Predicting lung mass density of patients with interstitial lung disease and healthy subjects using deep neural network and lung ultrasound surface wave elastography.

作者信息

Zhou Boran, Bartholmai Brian J, Kalra Sanjay, Zhang Xiaoming

机构信息

Department of Radiology, Mayo Clinic, USA.

Department of Pulmonary and Critical Care Medicine, Mayo Clinic, USA.

出版信息

J Mech Behav Biomed Mater. 2020 Apr;104:103682. doi: 10.1016/j.jmbbm.2020.103682. Epub 2020 Feb 7.

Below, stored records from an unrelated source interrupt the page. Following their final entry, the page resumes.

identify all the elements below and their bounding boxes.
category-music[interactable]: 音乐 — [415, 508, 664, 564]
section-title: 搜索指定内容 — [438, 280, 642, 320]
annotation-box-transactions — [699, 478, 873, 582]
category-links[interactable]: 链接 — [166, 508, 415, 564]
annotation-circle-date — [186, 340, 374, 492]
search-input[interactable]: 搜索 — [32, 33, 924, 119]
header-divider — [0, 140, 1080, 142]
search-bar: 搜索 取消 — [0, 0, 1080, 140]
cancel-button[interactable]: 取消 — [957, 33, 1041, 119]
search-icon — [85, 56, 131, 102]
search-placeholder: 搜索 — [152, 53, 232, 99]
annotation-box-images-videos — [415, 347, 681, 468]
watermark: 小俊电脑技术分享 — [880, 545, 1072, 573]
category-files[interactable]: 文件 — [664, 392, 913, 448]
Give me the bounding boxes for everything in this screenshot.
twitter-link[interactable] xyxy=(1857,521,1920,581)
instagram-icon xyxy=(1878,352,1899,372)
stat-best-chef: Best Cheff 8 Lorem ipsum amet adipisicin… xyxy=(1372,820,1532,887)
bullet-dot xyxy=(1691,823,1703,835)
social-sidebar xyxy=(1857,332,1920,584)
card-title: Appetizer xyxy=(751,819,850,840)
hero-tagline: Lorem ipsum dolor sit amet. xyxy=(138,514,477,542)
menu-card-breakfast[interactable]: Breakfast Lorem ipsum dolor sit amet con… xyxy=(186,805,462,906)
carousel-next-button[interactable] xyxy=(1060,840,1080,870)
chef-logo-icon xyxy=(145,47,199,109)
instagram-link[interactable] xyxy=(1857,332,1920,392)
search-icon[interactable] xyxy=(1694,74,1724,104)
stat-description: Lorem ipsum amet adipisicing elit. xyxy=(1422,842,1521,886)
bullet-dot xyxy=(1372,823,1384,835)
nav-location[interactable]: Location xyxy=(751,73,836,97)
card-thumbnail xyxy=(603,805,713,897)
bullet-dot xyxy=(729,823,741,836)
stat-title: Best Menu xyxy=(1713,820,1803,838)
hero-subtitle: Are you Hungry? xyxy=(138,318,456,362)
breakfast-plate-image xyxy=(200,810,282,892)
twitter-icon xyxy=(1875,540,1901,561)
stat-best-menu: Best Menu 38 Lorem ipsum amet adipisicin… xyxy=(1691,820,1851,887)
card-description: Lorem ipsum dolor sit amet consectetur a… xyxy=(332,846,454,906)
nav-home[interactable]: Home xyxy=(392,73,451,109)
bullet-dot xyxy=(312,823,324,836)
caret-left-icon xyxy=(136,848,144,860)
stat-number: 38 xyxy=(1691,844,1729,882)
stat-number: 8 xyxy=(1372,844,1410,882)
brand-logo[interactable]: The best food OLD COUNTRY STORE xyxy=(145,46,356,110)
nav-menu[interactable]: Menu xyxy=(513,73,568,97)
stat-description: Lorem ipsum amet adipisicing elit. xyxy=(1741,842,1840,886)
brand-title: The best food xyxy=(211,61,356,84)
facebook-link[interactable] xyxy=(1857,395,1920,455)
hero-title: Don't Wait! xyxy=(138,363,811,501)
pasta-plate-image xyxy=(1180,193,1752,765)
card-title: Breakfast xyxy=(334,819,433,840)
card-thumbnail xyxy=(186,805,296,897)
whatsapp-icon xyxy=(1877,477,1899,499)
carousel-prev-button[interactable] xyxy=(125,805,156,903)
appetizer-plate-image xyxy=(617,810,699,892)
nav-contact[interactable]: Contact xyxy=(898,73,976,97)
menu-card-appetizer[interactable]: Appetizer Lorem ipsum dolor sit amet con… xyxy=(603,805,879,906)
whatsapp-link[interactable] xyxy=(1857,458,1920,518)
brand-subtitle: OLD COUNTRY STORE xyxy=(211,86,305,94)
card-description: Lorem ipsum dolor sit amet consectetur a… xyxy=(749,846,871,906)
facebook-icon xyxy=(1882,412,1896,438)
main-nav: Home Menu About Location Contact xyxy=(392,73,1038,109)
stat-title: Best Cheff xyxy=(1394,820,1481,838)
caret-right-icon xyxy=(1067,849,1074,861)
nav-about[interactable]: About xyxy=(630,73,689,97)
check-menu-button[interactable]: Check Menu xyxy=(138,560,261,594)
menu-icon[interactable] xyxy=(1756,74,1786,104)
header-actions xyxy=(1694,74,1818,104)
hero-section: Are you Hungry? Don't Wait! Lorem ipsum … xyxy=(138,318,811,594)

DOI:10.1016/j.jmbbm.2020.103682
PMID:32174432
原文链接:https://pmc.ncbi.nlm.nih.gov/articles/PMC8845488/
Abstract

The Hounsfield unit (HU) obtained from high resolution computed tomography (HRCT) has been used to assess lung pathology. However, lung mass density has not been quantified in vivo noninvasively. The objective of this study was to develop a method for analyzing lung mass density of superficial lung tissue of patients with interstitial lung disease (ILD) and healthy subjects using a deep neural network (DNN) and lung ultrasound surface wave elastography (LUSWE). Surface wave speeds at three vibration frequencies (100, 150 and 200 Hz) from LUSWE and a pulmonary function test (PFT) including predicted forced expiratory volume (FEV1% pre) and ratio of forced expiratory volume to forced vital capacity (FEV1%/FVC%) were used. Predefined lung mass densities based on the HU for ILD patients and healthy subjects (77 in total) were also used to train the DNN model. The DNN was composed of four hidden layers of 1024 neurons for each layer and trained for 80 epochs with a batch size of 20. The learning rate was 0.001. Performances of two types of activation functions in the DNN, rectified linear activation unit (ReLU) and exponential linear unit (ELU), as well as, machine learning models (support vector regression, random forest, Adaboost) were evaluated. The test dataset of wave speeds, FEV1% pre and FEV%/FVC%, was used to predict lung mass density. The results showed that predictions using a DNN with ELU obtained a comparatively better performance in the testing dataset (accuracy = 0.89) than those of DNN with ReLU or machine learning models. This method may be useful to noninvasively analyze lung mass density by using the DNN model together with the measurements from LUSWE and PFT.

摘要

从高分辨率计算机断层扫描(HRCT)获得的亨氏单位(HU)已被用于评估肺部病变。然而,肺肿块密度尚未在体内进行非侵入性定量。本研究的目的是开发一种使用深度神经网络(DNN)和肺超声表面波弹性成像(LUSWE)分析间质性肺疾病(ILD)患者和健康受试者浅表肺组织肺肿块密度的方法。使用了来自LUSWE的三个振动频率(100、150和200Hz)的表面波速度以及包括预测用力呼气量(FEV1% pre)和用力呼气量与用力肺活量之比(FEV1%/FVC%)的肺功能测试(PFT)。还使用了基于ILD患者和健康受试者(共77例)的HU预定义肺肿块密度来训练DNN模型。DNN由四个隐藏层组成,每层有1024个神经元,并以20的批量大小训练80个轮次。学习率为0.001。评估了DNN中两种激活函数,即整流线性激活单元(ReLU)和指数线性单元(ELU)以及机器学习模型(支持向量回归、随机森林、Adaboost)的性能。使用波速、FEV1% pre和FEV%/FVC%的测试数据集来预测肺肿块密度。结果表明,在测试数据集中,使用带有ELU的DNN进行的预测(准确率 = 0.89)比使用带有ReLU的DNN或机器学习模型的预测表现更好。该方法通过将DNN模型与LUSWE和PFT的测量结果结合使用,可能有助于非侵入性地分析肺肿块密度。